Published on TheHill.com on August 12, 2008
As we watched Russian tanks and planes attack yet another small neighbor, the world had to be reminded of Hungary, Czechoslovakia and Afghanistan, three other countries that had to watch their freedom crushed beneath tank treads. The blatant, outrageous and long-planned invasion of Georgia should make it clear to the United States and Europe that there is an urgent need to pre-empt further Russian expansionism by spreading the NATO umbrella more widely.
In Eastern Europe, Ukraine is the name of the game. With close to 50 million people, it is, by far, more populous and important than any other former Soviet republic or satellite. Russia, with a population of 142 million and dropping, needs to take over Ukraine to reassert itself as a global power. Moscow is terrified that Ukraine will become part of the West. That’s why Russian operatives poisoned democracy advocate Viktor Yushchenko, now the president of Ukraine, permanently scarring his face and almost killing him, and why Moscow refuses to extradite the agent responsible for the attack. And it is why the Kremlin tried to engineer the election of a pro-Russian puppet by cutting off gas supplies to Ukraine and then tripling the price it charged. The Ukrainians have voted again and again for democracy and ties to the West. Putin has tried repeatedly to force the nation back into the Russian orbit.
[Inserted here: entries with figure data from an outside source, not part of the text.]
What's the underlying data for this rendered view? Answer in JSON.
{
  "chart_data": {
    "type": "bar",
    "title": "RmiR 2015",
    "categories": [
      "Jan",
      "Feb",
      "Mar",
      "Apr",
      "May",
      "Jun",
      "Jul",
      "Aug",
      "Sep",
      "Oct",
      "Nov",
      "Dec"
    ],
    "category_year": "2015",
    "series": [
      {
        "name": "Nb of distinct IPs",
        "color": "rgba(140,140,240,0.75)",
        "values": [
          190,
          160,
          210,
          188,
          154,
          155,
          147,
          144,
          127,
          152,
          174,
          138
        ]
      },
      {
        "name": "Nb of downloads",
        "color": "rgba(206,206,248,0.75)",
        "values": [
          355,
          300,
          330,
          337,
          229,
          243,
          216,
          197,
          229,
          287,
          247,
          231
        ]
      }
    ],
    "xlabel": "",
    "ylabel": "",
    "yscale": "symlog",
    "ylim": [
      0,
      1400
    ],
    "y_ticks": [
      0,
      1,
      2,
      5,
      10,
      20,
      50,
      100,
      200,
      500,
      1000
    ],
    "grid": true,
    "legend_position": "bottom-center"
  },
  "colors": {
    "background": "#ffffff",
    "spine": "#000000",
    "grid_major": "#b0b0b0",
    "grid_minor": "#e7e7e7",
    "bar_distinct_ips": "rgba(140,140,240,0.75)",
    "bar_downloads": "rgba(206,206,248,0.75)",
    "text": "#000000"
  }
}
The clear implication of the invasion of Georgia is that Russia cannot be trusted to live in peace with its neighbors. The impetus to imperial conquest predated and has outlasted communism. As Henry Kissinger argues, Russia must either be expanding or contracting. With so many divergent and often hostile nationalities inside and around Russia, the momentum of conquest is the only way to avoid an inertia that leads to decomposition.
Ukraine wants to enter NATO, but our European allies, led by Germany, are so dependent on Russian gas that they are reluctant to antagonize the bear. Until now, the case for expanding NATO’s protection to Ukraine has been hypothetical, based on fear of Russian intentions. But by breaking the civilized rules of national conduct, Russia has demonstrated the folly of leaving smaller democracies exposed on its border.
Some – initially including Barack Obama – treated the Russian invasion as a border war for which both sides were responsible. The Democratic candidate called for mutual restraint; only after two days had elapsed did he label the Russian actions as “aggression.” Others have sought to blame Georgian President Mikheil Saakashvili for the war because he sent troops into South Ossetia, long a part of Georgia that the Russians have egged on to seek its independence. The breakaway province is an example of Moscow’s oft-used strategy of encouraging emigration to other countries so as to use the new demographics to justify a takeover.
Of course, NATO cannot extend its protection to every nation in Europe. It is, in the final analysis, a military alliance and it must be certain that it can back its guarantees with adequate might. The location of Georgia makes this difficult to assure. But Ukraine, located right next to NATO members Poland, Hungary, Slovakia and Romania, can and must be defended by NATO.
Russia is rapidly losing its population. It has the lowest birth rate in Europe and loses half a million people every year. Its GDP is only $1.7 trillion, a tenth of the Euro Zone’s. It is only through energy reserves that Russia is able to project its influence. And Russia must realize that the West’s likely movement away from oil and toward alternative fuels may make the energy card obsolete in the future.
It is only through blunt, blatant military force that Russia can expand and trouble its neighbors. And if the U.S. and NATO stand up to it, Russia will back down. And Ukraine is where we must make a stand.